Il est complexe de décrire ce qu’est Agents of SHIELD, tant elle semble avoir cherché son identité tout au long de ces trois saisons. La fiction télévisuelle doit, en effet, essayer de se construire dans une situation assez difficile. On parle beaucoup d’univers partagé pour les films et les séries TV Marvel. Il faut mettre un petit bémol à cela, si toutes les intrigues se passent bien dans le même système, il y a un fossé entre les longs métrages et les programmes télé. Au cinéma, il n’est, pour l’instant, quasiment jamais fait mention des séries et de leur impact sur l’univers. Cela serait dû à Ike Perlmutter, l’un des patrons de Marvel qui voit d’un mauvais œil un tel rapprochement.
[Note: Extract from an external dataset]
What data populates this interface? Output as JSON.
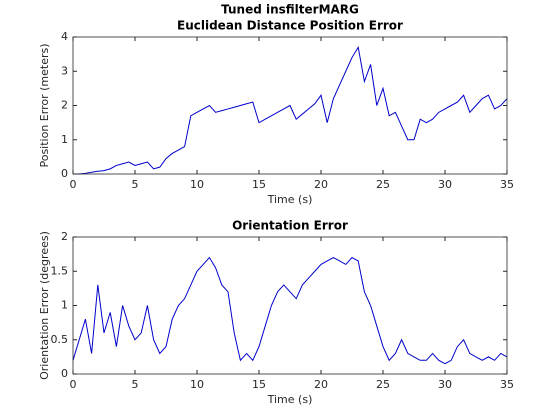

On doit aussi à ce monsieur la décision de ne pas faire de film de superhéroïne à l’époque, désormais révolue, où il avait son mot à dire autant sur les longs métrages que sur les séries. Ces dernières doivent donc se raccrocher à un univers qui existe sans elles et sur lequel elles ne peuvent influer qu’à la marge. Celles de Netflix ont trouvé leur voie en se concentrant sur des figures non utilisées (Luke Cage, Jessica Jones) où de façon maladroite (Daredevil) cinéma, mais déjà présentes dans les comics et suffisamment connues et intéressantes pour être porteurs. Agents of SHIELD, au contraire, a inventé ses personnages au sein du SHIELD et tente de se raccrocher à l’univers Marvel sans pouvoir trop en montrer ce qui la laisse dans un entre-deux décevant. Pendant trois saisons, la série a essayé de trouver son rythme de croisière et il n’est pas sûr qu’elle y soit parvenue.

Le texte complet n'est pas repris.